Unfertilised soil used to grow lotus

Farmers across Vietnam have found lotus a profitable alternative crop for rice, especially when their land is unfertilised.
Unfertilised soil used to grow lotus ảnh 1A lotus pond in Xuan Vinh Commune, Xuan Truong District, Nam Dinh Province. Local farmers for the last few years have shifted from rice to lotus to make use of unfertilised land. (Photo: danviet.vn)

Nam Dinh (VNS/VNA) - Farmers across Vietnam have found lotus a profitable alternative crop for rice, especially when their land is unfertilised.

Fifty-year-old farmer Nguyen Van Don in Xuan Vinh commune, Xuan Truong district, the northern province of Nam Dinh, started growing lotus three years ago on more than 2ha area of sunken land that he rented from other local farmers.

The land had not been used for years as it was unfertilised and failed to grow rice, Don said, adding that he rented the land and restored it for lotus cultivation.

With proper farming technique and fertilising, Don’s lotus plants have grown well on the land.

Don said his family harvested about four tonnes of lotus seeds and thousands of lotus flowers each year.

He sold each kilo of seeds for 25,000 -35,000 VND (1.07 -1.5 USD) and each flower for 3,000 VND.

“Compared with rice production, growing lotus is much more stable and economically profitable,” he said

Don calculated that he could harvest about 170kg of lotus seed per sao (1 sao equals 360sq.m) per year, which helped him earn more than 5million VND (214 USD) while he earned only 500,000 VND when growing rice.

“When growing rice, we have to buy fertiliser, pesticides and hire labourers to plant and harvest while we hardly spend any money on fertiliser or pesticide,” Don said, adding that he could have some extra income thanks to shrimp and fish caught from the lotus pond.

“Without fertiliser, a lotus pond is a good place for shrimp and fish to live,” he said.

The beauty of lotus flowers and their scent during summer days also attracts many visitors to Don’s lotus pond.
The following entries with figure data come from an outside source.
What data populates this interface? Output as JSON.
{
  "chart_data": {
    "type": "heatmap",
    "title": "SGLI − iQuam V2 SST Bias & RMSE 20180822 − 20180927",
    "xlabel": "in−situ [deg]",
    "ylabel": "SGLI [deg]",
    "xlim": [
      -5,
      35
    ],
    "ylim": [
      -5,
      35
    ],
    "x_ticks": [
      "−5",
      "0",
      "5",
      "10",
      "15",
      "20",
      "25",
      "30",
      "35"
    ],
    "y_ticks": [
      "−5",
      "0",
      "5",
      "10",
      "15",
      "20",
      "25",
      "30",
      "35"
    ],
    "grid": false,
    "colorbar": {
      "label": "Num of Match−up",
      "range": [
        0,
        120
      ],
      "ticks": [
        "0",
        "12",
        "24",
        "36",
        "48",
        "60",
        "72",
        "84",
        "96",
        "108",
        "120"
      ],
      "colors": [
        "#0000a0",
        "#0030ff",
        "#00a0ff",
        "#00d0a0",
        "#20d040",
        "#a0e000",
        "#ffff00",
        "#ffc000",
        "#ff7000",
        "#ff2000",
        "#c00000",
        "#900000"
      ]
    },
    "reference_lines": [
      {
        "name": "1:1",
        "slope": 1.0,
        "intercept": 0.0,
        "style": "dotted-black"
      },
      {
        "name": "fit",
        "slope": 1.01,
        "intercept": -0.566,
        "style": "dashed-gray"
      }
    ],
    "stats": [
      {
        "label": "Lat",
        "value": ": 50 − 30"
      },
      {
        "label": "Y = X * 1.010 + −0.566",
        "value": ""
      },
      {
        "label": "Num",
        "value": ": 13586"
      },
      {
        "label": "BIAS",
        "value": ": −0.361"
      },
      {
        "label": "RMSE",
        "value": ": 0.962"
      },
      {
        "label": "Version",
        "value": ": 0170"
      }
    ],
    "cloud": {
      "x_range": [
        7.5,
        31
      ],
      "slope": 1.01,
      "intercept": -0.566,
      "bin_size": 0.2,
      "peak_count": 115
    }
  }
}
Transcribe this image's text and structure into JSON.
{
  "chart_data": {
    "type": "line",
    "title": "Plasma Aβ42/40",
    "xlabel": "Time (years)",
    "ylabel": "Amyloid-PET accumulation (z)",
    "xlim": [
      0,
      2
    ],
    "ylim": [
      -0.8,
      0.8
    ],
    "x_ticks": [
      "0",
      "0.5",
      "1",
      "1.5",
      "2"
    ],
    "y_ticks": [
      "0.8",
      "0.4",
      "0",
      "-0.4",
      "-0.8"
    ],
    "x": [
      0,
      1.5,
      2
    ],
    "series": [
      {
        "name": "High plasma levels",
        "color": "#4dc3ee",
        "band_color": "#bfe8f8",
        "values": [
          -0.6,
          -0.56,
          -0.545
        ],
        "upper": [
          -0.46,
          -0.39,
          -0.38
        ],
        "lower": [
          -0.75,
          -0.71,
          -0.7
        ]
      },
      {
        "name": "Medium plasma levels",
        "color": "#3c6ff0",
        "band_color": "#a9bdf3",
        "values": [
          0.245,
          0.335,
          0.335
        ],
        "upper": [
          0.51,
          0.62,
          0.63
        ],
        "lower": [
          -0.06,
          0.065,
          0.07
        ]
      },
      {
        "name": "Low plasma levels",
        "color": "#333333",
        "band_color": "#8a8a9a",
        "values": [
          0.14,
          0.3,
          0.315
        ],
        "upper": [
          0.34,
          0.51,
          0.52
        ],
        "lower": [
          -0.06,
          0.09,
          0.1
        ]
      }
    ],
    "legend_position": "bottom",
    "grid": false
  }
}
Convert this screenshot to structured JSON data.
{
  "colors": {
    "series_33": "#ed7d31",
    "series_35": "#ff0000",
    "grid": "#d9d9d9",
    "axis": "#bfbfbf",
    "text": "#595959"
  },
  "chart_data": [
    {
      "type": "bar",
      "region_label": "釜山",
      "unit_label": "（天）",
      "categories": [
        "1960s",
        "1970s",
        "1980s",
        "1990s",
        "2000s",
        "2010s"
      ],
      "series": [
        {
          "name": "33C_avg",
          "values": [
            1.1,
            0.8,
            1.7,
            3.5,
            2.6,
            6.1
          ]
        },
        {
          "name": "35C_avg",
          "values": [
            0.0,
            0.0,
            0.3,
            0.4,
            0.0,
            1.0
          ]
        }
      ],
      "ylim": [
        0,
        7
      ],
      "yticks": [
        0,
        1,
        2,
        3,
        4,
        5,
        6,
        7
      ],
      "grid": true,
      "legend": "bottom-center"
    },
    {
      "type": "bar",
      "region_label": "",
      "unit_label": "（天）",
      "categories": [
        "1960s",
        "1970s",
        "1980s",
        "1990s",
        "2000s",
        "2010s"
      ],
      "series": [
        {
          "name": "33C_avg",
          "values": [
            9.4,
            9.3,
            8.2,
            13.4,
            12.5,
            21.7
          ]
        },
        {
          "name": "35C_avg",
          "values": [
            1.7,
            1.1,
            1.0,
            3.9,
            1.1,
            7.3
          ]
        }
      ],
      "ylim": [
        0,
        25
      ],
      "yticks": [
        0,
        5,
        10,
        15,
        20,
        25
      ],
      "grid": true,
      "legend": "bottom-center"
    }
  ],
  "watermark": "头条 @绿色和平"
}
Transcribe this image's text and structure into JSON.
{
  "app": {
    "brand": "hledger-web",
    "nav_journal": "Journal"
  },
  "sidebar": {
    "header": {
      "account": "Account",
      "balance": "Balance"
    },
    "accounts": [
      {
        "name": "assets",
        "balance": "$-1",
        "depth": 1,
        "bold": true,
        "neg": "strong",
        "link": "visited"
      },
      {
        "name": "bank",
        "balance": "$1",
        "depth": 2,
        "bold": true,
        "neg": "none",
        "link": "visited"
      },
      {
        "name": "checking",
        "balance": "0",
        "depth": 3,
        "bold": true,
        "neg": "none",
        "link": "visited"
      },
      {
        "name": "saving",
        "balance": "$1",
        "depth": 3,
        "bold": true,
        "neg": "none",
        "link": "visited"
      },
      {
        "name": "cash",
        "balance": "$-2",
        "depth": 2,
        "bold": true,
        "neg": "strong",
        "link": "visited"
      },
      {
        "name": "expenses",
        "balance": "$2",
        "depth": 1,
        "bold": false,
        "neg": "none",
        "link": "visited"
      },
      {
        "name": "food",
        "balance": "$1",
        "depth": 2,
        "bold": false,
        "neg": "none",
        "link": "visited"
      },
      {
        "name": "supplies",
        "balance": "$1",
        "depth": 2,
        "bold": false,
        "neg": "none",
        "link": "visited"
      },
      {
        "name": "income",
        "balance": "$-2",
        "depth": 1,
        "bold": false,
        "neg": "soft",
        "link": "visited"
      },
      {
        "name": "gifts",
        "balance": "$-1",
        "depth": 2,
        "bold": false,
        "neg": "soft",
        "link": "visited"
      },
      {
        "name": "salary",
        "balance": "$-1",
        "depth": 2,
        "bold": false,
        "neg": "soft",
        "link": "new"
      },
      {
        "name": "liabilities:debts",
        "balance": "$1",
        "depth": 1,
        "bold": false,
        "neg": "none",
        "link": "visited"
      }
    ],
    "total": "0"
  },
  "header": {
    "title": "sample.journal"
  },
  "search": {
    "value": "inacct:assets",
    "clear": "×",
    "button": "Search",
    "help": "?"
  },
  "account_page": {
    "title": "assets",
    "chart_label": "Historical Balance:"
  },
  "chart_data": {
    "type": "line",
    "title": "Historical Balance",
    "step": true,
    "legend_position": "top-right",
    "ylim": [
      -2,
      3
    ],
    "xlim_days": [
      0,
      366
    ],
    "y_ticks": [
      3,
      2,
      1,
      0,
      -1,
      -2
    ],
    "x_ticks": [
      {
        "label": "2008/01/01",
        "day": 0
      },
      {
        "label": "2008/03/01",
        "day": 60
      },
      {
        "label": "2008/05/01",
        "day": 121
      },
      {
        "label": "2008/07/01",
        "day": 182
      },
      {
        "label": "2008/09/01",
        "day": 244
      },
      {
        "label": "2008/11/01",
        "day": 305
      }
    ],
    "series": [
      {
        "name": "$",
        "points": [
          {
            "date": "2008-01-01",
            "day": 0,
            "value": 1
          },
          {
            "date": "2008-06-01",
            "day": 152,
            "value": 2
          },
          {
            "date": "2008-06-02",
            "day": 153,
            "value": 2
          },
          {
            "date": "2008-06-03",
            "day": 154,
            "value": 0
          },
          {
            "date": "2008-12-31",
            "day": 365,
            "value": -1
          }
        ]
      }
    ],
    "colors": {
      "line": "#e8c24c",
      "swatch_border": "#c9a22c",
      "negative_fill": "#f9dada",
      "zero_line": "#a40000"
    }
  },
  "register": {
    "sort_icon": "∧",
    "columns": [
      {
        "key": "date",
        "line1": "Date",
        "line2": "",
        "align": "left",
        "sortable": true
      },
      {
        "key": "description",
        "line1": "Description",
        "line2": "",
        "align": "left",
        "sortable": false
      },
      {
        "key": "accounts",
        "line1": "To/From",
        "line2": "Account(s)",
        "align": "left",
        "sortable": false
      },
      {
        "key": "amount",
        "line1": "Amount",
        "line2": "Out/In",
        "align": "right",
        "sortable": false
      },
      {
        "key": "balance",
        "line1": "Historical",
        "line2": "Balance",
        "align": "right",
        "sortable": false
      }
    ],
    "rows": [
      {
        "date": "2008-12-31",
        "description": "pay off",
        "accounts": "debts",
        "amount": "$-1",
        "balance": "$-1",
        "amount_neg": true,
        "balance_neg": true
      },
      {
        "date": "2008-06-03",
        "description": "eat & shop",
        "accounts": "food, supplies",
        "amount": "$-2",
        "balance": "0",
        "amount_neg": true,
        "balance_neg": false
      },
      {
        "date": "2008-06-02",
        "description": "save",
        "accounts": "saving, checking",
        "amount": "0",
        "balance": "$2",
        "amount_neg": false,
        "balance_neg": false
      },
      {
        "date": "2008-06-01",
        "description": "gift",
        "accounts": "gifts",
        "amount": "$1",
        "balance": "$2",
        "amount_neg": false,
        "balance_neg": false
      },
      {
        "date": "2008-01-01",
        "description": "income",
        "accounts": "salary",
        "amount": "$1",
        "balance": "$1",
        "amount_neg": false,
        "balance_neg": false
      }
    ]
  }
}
Vu Manh Cam, head of the Xuan Vinh commune Farmers’ Association, said local farmers shifted from rice to lotus three years ago and the area of lotus farms has steadily increased.

Now, more than 10ha of land is used for lotus cultivation.

“Lotus plants help many households in the commune escape poverty and generate jobs in the rural area,” Cam said.

In Thach Ha town, Thach Ha district in the central province of Ha Tinh, farmers also earn about 70 million VND (3,000 USD) per hectare of lotus, double the income they gained from rice.

Le Phi Quoc of Thanh Chau hamlet, Thach Ha town, said that he first brought lotus to grow on his unused land for fun as he saw lotus flowers were so beautiful.

For years, Quoc and many local farmers did not grow rice on the land after losing crops, he said, adding that they were very surprised and happy to see lotus grow well.

“We harvested lotus seeds and could sell them for quite high prices, so we started concentrating on nursing lotus plants to get seeds and flowers,” he said.

A kilo of fresh seeds can be sold at 30,000-50,000 VND (1.29 -2.15 USD) while the dried seeds are 160,000 VND (7 USD) per kilo.

Vice chairman of Thach Ha town People’s Committee Nguyen Dinh Duc told danviet.vn that local authorities encouraged farmers to make used of unfertilised land to grow lotus.

Meanwhile, about 100 households in My Son hamlet, Duy Phu commune, Duy Xuyen district in the central province of Quang Nam have used their unfertilised land to grow lotus.

Tran Anh Lang, a local farmer, said that lotus could generate income three times higher than rice.

With 0.5ha of lotus, his family earned more than 100 million VND yearly.

Local farmers also received technical assistance from the district’s Agriculture Technology Centre and last year, the province’s Farming Products Quality Control Department helped them grow lotus to meet VietGap standards.

In Duy Xuyen district, lotus is grown on about 100ha, mostly in Duy Phu and Duy Son communes.

The district plans to expand its lotus cultivation area and develop a value chain for lotus so growers could benefit from the province’s supporting policy which offers free seedless farming materials and find a market for products, said head of the district’s Agriculture Department Tran Huy Tuong./.